The true death toll from the swine flu, as the virus continues to spread and as estimates for flu-induced respiratory deaths start to roll in, is going to end up greater than 65—a lot greater. How much greater we don’t know, and won’t for a while—estimates of the total deaths from this season’s flu might not be available for a few years, according to David Shay of the CDC. Still, the last pandemic influenza virus, the “Hong Kong” H3N2 strain of 1968-69, killed only 34,000 Americans—fewer than the 36,000 who die from flu in a nonpandemic year.

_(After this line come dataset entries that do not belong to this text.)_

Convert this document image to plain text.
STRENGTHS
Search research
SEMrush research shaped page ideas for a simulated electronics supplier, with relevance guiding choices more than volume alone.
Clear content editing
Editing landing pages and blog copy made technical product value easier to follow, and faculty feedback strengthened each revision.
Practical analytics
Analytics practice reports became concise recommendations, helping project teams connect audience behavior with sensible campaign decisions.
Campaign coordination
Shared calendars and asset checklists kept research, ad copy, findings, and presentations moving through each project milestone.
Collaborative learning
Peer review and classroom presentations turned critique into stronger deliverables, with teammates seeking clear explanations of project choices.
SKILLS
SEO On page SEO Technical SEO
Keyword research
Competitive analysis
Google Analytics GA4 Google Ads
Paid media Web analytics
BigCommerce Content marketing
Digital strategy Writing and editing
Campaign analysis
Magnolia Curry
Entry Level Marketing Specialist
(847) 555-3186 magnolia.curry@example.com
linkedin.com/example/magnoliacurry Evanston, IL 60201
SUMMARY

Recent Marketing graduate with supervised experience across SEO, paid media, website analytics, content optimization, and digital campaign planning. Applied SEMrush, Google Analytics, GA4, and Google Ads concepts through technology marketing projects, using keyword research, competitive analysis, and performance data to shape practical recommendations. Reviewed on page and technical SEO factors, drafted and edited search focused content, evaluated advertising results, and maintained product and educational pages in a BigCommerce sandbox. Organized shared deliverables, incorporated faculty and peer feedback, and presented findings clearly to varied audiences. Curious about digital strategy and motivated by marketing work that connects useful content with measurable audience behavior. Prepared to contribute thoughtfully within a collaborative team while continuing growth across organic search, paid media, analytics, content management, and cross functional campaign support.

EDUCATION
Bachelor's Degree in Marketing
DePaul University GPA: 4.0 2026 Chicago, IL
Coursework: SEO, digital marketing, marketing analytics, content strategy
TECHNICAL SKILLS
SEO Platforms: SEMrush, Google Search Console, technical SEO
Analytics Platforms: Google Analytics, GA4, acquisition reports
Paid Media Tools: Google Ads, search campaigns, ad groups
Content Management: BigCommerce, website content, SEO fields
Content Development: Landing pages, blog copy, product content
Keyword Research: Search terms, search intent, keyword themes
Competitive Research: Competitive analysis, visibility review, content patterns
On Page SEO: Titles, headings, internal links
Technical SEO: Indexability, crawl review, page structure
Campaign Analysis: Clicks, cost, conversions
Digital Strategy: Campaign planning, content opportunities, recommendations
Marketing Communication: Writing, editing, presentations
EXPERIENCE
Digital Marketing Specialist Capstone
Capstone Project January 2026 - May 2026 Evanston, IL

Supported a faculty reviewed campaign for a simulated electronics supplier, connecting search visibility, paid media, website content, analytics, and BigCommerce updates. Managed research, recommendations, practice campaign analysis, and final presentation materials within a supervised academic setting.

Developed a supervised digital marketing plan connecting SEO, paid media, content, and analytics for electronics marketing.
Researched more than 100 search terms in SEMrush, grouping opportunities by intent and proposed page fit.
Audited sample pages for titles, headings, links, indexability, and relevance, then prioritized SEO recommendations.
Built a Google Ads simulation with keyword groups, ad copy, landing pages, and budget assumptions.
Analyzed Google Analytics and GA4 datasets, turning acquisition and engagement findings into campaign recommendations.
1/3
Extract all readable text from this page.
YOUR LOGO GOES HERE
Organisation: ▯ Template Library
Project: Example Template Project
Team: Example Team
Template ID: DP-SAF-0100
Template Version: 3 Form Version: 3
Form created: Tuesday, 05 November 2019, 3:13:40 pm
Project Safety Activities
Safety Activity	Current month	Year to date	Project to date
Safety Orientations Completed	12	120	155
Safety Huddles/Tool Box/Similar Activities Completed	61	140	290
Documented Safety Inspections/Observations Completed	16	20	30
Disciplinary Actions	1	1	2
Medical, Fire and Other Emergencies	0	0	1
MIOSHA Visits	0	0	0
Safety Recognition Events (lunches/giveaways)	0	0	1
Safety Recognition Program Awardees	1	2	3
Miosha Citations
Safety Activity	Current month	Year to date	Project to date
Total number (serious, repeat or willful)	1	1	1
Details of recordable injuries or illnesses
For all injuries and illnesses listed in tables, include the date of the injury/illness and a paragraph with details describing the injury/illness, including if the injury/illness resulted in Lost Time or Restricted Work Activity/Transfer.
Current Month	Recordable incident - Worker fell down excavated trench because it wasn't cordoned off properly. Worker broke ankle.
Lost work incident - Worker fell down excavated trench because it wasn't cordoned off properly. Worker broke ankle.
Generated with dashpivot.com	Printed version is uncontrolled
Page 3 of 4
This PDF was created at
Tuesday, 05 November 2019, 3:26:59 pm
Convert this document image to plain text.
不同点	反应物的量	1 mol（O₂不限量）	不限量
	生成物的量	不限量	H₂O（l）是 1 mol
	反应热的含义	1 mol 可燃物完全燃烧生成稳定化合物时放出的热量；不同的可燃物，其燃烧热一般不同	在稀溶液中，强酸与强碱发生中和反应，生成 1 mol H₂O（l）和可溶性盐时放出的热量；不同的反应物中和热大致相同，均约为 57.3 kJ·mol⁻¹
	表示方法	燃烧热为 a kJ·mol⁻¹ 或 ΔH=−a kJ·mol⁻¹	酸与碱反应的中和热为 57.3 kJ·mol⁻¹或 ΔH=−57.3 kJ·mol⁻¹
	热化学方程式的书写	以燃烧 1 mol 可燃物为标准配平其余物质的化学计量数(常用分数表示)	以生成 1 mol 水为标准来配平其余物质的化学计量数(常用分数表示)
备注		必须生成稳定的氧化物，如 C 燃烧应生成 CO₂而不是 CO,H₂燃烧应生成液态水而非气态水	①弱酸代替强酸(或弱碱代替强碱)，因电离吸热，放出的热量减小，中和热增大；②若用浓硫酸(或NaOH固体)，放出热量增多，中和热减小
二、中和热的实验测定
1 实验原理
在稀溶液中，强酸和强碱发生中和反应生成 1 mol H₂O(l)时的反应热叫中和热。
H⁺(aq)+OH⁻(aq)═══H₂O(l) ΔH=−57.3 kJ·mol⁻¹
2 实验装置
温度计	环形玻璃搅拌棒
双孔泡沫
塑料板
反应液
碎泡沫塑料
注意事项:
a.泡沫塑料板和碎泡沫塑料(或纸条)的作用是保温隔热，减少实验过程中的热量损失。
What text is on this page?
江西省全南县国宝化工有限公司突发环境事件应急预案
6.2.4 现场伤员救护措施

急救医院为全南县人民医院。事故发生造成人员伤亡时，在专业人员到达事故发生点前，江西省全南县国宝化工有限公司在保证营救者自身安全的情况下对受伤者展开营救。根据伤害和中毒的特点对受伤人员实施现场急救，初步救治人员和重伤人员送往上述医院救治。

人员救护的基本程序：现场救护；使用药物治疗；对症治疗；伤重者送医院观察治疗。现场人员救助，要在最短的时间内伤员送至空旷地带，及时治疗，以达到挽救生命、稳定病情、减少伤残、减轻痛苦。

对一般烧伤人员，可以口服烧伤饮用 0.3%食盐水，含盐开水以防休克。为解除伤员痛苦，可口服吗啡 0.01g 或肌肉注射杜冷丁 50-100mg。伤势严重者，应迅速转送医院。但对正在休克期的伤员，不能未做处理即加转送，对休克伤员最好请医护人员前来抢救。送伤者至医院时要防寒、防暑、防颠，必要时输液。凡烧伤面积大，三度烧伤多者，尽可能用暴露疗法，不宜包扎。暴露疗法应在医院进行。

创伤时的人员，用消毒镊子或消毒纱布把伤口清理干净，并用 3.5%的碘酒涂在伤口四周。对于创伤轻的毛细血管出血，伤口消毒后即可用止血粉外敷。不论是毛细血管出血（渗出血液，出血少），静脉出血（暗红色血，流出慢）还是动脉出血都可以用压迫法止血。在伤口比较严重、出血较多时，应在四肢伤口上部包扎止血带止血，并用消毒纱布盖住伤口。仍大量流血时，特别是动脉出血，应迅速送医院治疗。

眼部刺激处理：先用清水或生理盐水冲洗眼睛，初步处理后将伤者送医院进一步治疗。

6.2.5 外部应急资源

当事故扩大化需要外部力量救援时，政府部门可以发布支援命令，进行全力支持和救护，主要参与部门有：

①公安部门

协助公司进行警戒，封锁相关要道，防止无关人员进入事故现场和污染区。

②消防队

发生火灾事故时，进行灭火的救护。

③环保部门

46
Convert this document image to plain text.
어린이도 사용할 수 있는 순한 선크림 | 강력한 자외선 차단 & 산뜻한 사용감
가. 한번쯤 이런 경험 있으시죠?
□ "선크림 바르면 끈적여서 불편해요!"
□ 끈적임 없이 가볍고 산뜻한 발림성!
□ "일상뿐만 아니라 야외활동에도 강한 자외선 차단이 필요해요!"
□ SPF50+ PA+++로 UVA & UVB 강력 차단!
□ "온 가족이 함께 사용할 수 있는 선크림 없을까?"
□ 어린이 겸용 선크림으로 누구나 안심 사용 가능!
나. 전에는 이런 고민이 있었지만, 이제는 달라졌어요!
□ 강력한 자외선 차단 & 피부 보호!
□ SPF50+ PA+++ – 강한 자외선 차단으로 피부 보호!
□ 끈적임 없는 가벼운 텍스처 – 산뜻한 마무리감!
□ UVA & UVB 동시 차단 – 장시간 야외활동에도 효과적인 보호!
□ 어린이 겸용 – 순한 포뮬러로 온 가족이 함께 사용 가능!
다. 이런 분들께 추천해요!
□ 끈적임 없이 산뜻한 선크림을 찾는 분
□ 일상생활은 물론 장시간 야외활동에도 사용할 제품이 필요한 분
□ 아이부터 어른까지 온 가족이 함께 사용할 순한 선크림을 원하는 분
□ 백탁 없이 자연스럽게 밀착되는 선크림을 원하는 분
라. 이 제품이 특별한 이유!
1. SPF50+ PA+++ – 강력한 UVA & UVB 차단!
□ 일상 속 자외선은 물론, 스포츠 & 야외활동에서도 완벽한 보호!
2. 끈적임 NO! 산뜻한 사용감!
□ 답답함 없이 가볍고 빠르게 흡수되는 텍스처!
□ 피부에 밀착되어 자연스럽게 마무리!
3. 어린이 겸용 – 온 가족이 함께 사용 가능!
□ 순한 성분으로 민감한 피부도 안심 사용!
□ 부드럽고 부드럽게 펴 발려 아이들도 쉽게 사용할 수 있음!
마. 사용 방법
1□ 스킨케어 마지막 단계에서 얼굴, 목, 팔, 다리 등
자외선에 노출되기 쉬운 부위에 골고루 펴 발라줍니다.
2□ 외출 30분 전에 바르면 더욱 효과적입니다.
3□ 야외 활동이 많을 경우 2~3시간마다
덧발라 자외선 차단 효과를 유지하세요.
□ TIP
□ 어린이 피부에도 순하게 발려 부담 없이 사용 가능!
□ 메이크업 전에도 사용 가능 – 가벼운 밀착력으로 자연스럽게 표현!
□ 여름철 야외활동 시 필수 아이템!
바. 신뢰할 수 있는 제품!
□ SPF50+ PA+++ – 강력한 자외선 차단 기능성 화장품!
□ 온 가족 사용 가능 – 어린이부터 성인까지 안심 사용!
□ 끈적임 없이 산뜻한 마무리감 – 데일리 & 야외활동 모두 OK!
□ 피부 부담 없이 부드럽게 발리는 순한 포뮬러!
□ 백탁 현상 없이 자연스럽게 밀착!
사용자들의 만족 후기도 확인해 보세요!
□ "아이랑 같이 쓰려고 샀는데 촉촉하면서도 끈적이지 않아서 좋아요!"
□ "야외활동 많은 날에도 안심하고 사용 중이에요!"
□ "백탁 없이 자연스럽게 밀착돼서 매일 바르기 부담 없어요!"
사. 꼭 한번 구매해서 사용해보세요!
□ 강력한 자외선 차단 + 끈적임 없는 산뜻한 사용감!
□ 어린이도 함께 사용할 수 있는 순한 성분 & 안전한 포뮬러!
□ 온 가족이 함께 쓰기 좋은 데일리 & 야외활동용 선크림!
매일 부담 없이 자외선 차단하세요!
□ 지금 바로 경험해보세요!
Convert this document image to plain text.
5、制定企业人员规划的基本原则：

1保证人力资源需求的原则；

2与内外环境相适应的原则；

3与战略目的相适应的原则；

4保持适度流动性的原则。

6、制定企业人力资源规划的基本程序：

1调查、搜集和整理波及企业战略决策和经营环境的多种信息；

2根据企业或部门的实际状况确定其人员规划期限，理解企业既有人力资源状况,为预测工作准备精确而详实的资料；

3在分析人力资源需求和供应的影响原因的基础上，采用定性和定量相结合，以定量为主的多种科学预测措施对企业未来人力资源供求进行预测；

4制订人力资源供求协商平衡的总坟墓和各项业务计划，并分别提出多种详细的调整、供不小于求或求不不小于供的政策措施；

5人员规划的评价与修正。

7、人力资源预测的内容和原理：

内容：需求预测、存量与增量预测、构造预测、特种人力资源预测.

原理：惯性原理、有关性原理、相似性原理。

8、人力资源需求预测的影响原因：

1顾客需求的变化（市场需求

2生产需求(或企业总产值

Given that, can we calm down about swine flu  now that the initial fear of an ultralethal “1918 event” has died down? Not quite. “How many people died?” is only the first question a statistician might ask of the flu data. The second question is “Which people?” In Mexico, the swine flu has struck down young, healthy people, not the elderly and immuno-compromised who typically succumb. That effect hasn’t shown itself yet in the United States. But it might, if the new flu goes pandemic. A 1998 paper by Lone Simonson, et al., shows that each of the three pandemic influenzas of the 20th century has killed far more than its share of the young. According to that paper, the Hong Kong flu killed between 6,000 and 8,000 Americans under the age of 65; in the years following, the H3N2 strain grew less and less deadly to younger people, and by 1982 it was killing fewer than 500 under-65s a year, even as it kept its overall death count high by victimizing the ever-growing elderly population.

If you’re over 65 and have chronic respiratory problems, your risk of getting knocked off by the flu isn’t that much greater than it was last year. Otherwise? If you want to keep that face mask close at hand a few months longer, you’ve got my mathematical blessing.